A formação do Digaê! proporcionou a Eloisa novas ferramentas para refletir sobre o direito à cidade. Com base em suas experiências pessoais e profissionais, ela destaca um ponto crucial: o direito à cidade ainda é bastante limitado para mulheres e crianças.
Seu especial interesse pelas questões relacionadas à primeira infância vem de sua experiência com a maternidade. Eloisa deu à luz seu filho Joaquim durante a participação no Digaê!. Embora ele tenha vivido apenas um dia, transformou-a para sempre. Ser mãe muda o olhar de quem vê e de quem vive a cidade — e com Eloisa não foi diferente.
“Meu filho não está aqui, mas não quero que outras mães passem pelo que eu passei. Quero que os filhos delas cresçam — e cresçam com consciência. Que saibam seus direitos, seus deveres, que sejam cidadãos. Que possam brincar na praça, estudar, viver dignamente. Meu filho é minha alavanca. Tudo o que eu faço hoje é por ele. Mesmo que ele não esteja aqui, é por ele. Para que o mundo seja melhor para outras crianças também.”
A Agenda 2030 para o Desenvolvimento Sustentável reconhece o direito das crianças à cidade como parte do Objetivo de Desenvolvimento Sustentável (ODS) 11, que busca tornar as cidades inclusivas, seguras, resilientes e sustentáveis. Eloisa reflete sobre os desafios e obstáculos que envolvem o direito à cidade, destacando seu impacto sobre crianças, adolescentes e mulheres, e aponta que ainda há um longo caminho a percorrer, já que muitas cidades não são planejadas para atender plenamente quem mais precisa de infraestrutura.
“Um dos mais visíveis é a calçada. Ela deveria ser pensada não só para mães com carrinho, mas para pessoas que usam cadeiras de rodas, para pessoas com deficiência visual. Pisos quebrados, falta de acessibilidade — isso afeta todo mundo. Falando de infraestrutura: já aconteceu de mulheres andarem com o carrinho de bebê na rua porque a calçada é impossível.”
Eloisa nos lembra que é possível lutar por múltiplas causas sem perder de vista o essencial: a cidade deve ser um espaço para todas as pessoas: onde seja possível existir, circular e viver com dignidade.
“Todo mundo fala de cidade como lugar de ir e vir. Mas não é só isso. Você tem direito a uma cidade de qualidade. Tem direito a descanso de qualidade. Porque você acorda às cinco da manhã, pega ônibus lotado, chega no trabalho às oito – você passa mais tempo fora de casa do que dentro. Então o direito à cidade engloba tudo. O direito à cidade é a vida. E você ter o direito de viver, resumidamente. Foi isso que eu aprendi no Digaê!.”

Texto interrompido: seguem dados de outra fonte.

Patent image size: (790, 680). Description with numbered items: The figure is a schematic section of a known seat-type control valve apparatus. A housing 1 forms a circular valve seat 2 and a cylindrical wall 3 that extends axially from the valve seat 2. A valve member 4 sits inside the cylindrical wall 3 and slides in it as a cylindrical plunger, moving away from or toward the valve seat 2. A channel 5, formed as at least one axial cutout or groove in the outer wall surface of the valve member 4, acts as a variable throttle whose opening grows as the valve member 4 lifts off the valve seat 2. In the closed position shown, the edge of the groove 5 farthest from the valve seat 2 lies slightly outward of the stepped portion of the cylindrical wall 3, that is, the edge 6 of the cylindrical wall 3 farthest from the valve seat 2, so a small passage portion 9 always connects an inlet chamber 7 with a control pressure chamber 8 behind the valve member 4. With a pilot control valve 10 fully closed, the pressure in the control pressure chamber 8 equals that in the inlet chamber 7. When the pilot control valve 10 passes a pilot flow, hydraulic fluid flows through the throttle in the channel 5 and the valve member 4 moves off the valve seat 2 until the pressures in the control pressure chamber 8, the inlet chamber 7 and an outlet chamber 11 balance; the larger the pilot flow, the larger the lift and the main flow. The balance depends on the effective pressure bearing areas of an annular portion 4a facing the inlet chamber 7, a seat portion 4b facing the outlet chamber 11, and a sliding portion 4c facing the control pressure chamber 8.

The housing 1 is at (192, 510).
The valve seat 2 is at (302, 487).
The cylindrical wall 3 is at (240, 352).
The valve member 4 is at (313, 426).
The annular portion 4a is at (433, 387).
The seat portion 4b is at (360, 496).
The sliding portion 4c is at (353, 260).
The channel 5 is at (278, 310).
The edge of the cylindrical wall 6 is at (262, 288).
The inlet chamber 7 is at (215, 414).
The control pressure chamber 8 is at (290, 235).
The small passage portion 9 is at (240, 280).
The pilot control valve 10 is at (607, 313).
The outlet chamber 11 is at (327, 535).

Cidades de qualidade são construídas considerando quem as habita e o território que ocupam. Questões de gênero, direitos das crianças, proteção de povos tradicionais, justiça climática e preservação ambiental são pautas que caminham juntas e se reforçam mutuamente.
Uma cidade justa é aquela que acolhe todos os grupos, em especial crianças, mulheres, juventudes e povos indígenas, promovendo segurança, bem-estar, equidade e oportunidades iguais para todas as pessoas.
Jovens como Eloisa lembram que o futuro das cidades depende da participação e da atuação consciente de quem as habita, construindo espaços urbanos mais inclusivos e sustentáveis para todas as pessoas, em todas as fases da vida.